Het moet kloppen, als je met een naam komt.
Ik bedoel: stel dat ik zou zeggen: ‘Adolf Hitler!’
Schildert u in uw vrije tijd tamelijk onverdienstelijk landschappen? Leidt u pratende honden op om in de toekomstige concentratiekampen het werk van de bewakers over te nemen? Spekt u met de miljoenen die u jaarlijks van Henry Ford krijgt uw persoonlijke bankrekening? Bent u dol op jonge vrouwen?
Vierwerf ‘neen’!
U prutst in uw vrije tijd wat op uw laptop. U gelooft meer in het opleiden van wolven in schaapskleren dan van pratende honden. U kent helemaal geen Henry Ford. U houdt meer van oude mannen dan van jonge vrouwen.
Dus die vergelijking zou bespottelijk zijn.
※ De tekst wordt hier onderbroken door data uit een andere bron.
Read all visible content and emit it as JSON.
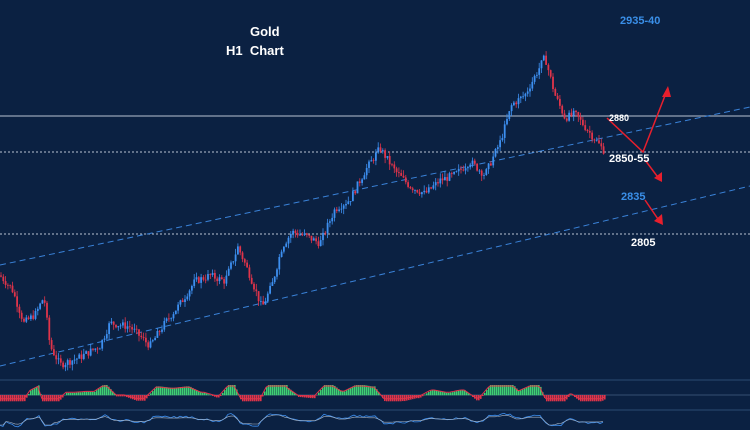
{
  "header": {
    "symbol": "Gold",
    "timeframe": "H1  Chart"
  },
  "levels": {
    "resistance_label": "2935-40",
    "current_label": "2880",
    "support1_label": "2850-55",
    "mid_label": "2835",
    "support2_label": "2805"
  },
  "colors": {
    "background": "#0b2142",
    "bull_candle": "#3d8ff0",
    "bear_candle": "#e0344a",
    "arrow": "#e81f2d",
    "channel_line": "#3a82d8",
    "level_line": "#b9c3d1",
    "hist_positive": "#3fd073",
    "label_blue": "#3a8fe8",
    "label_white": "#ffffff"
  },
  "chart_data": {
    "type": "candlestick",
    "title": "Gold H1 Chart",
    "ylim": [
      2760,
      2960
    ],
    "close_path": [
      [
        0,
        2815
      ],
      [
        12,
        2808
      ],
      [
        24,
        2790
      ],
      [
        36,
        2795
      ],
      [
        44,
        2804
      ],
      [
        50,
        2778
      ],
      [
        60,
        2768
      ],
      [
        80,
        2772
      ],
      [
        100,
        2778
      ],
      [
        110,
        2790
      ],
      [
        130,
        2788
      ],
      [
        150,
        2778
      ],
      [
        165,
        2790
      ],
      [
        180,
        2800
      ],
      [
        195,
        2812
      ],
      [
        210,
        2815
      ],
      [
        225,
        2812
      ],
      [
        238,
        2830
      ],
      [
        250,
        2815
      ],
      [
        262,
        2798
      ],
      [
        272,
        2810
      ],
      [
        282,
        2830
      ],
      [
        292,
        2838
      ],
      [
        305,
        2836
      ],
      [
        320,
        2832
      ],
      [
        335,
        2850
      ],
      [
        350,
        2855
      ],
      [
        365,
        2870
      ],
      [
        380,
        2882
      ],
      [
        395,
        2870
      ],
      [
        410,
        2862
      ],
      [
        425,
        2858
      ],
      [
        440,
        2865
      ],
      [
        455,
        2868
      ],
      [
        470,
        2875
      ],
      [
        485,
        2868
      ],
      [
        500,
        2885
      ],
      [
        512,
        2905
      ],
      [
        525,
        2910
      ],
      [
        535,
        2920
      ],
      [
        545,
        2930
      ],
      [
        555,
        2910
      ],
      [
        565,
        2898
      ],
      [
        575,
        2900
      ],
      [
        590,
        2890
      ],
      [
        605,
        2880
      ]
    ],
    "horizontal_levels": [
      2880,
      2850,
      2805
    ],
    "projection_arrows": [
      {
        "from": [
          607,
          2880
        ],
        "to": [
          643,
          2852
        ]
      },
      {
        "from": [
          643,
          2852
        ],
        "to": [
          668,
          2900
        ]
      },
      {
        "from": [
          643,
          2852
        ],
        "to": [
          660,
          2832
        ]
      },
      {
        "from": [
          645,
          2828
        ],
        "to": [
          660,
          2812
        ]
      }
    ],
    "grid": false
  }
}
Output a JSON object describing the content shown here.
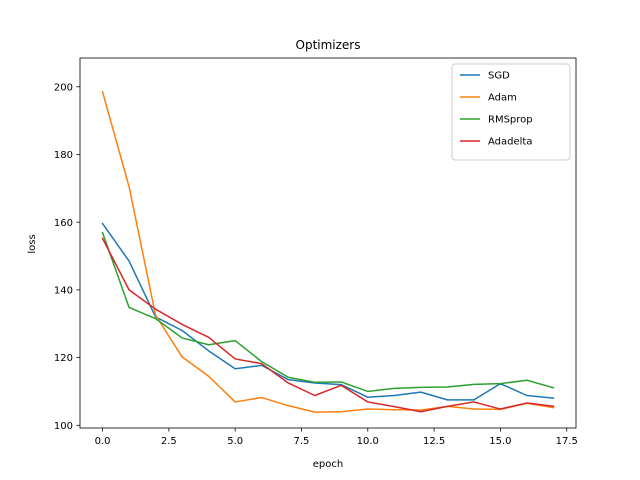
{
  "chart_data": {
    "type": "line",
    "title": "Optimizers",
    "xlabel": "epoch",
    "ylabel": "loss",
    "xlim": [
      -0.85,
      17.85
    ],
    "ylim": [
      99.2,
      208.5
    ],
    "x_ticks": [
      0.0,
      2.5,
      5.0,
      7.5,
      10.0,
      12.5,
      15.0,
      17.5
    ],
    "x_tick_labels": [
      "0.0",
      "2.5",
      "5.0",
      "7.5",
      "10.0",
      "12.5",
      "15.0",
      "17.5"
    ],
    "y_ticks": [
      100,
      120,
      140,
      160,
      180,
      200
    ],
    "y_tick_labels": [
      "100",
      "120",
      "140",
      "160",
      "180",
      "200"
    ],
    "grid": false,
    "legend_position": "top-right",
    "x": [
      0,
      1,
      2,
      3,
      4,
      5,
      6,
      7,
      8,
      9,
      10,
      11,
      12,
      13,
      14,
      15,
      16,
      17
    ],
    "series": [
      {
        "name": "SGD",
        "color": "#1f77b4",
        "values": [
          159.6,
          148.5,
          132.0,
          128.0,
          122.0,
          116.7,
          117.7,
          113.5,
          112.5,
          112.0,
          108.3,
          108.8,
          109.8,
          107.5,
          107.5,
          112.3,
          108.8,
          108.0
        ]
      },
      {
        "name": "Adam",
        "color": "#ff7f0e",
        "values": [
          198.5,
          170.5,
          132.5,
          120.2,
          114.5,
          106.9,
          108.2,
          105.8,
          103.9,
          104.0,
          104.8,
          104.6,
          104.5,
          105.6,
          104.8,
          104.7,
          106.5,
          105.2
        ]
      },
      {
        "name": "RMSprop",
        "color": "#2ca02c",
        "values": [
          156.9,
          134.8,
          131.5,
          125.8,
          123.8,
          125.0,
          118.8,
          114.2,
          112.7,
          112.8,
          110.0,
          110.9,
          111.2,
          111.3,
          112.1,
          112.3,
          113.3,
          111.1
        ]
      },
      {
        "name": "Adadelta",
        "color": "#d62728",
        "values": [
          155.2,
          140.0,
          134.3,
          129.8,
          126.0,
          119.6,
          118.2,
          112.5,
          108.8,
          111.8,
          106.9,
          105.5,
          104.0,
          105.6,
          106.9,
          104.8,
          106.6,
          105.6
        ]
      }
    ]
  }
}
En zo kunnen we een heel stel van die types aflopen die de vórige poging ondernamen om een Groot Europeesch Rijk te stichten. En telkens zal dan blijken: nee, deze vergelijking gaat niet op.
Er wás in de jaren ’30 en ’40 van de vorige eeuw gewoon niemand zoals Frans Timmermans.
Ik denk dat het anders ligt.
Ik denk dat er halverwege de vólgende eeuw ergens in de provincie Nederland of een van de buurprovincies iemand, een ongekozene, komt bovendrijven die net zo’n intens slecht mens is als u. Net zo’n glibberige gluiperd. Net zo’n megalomane onderkruiper.
En dat er ergens in een ondergronds verschijnend krantje iemand dan zal schrijven: “Recep Hüppeldüpüp is de Frans Timmermans van onze tijd”.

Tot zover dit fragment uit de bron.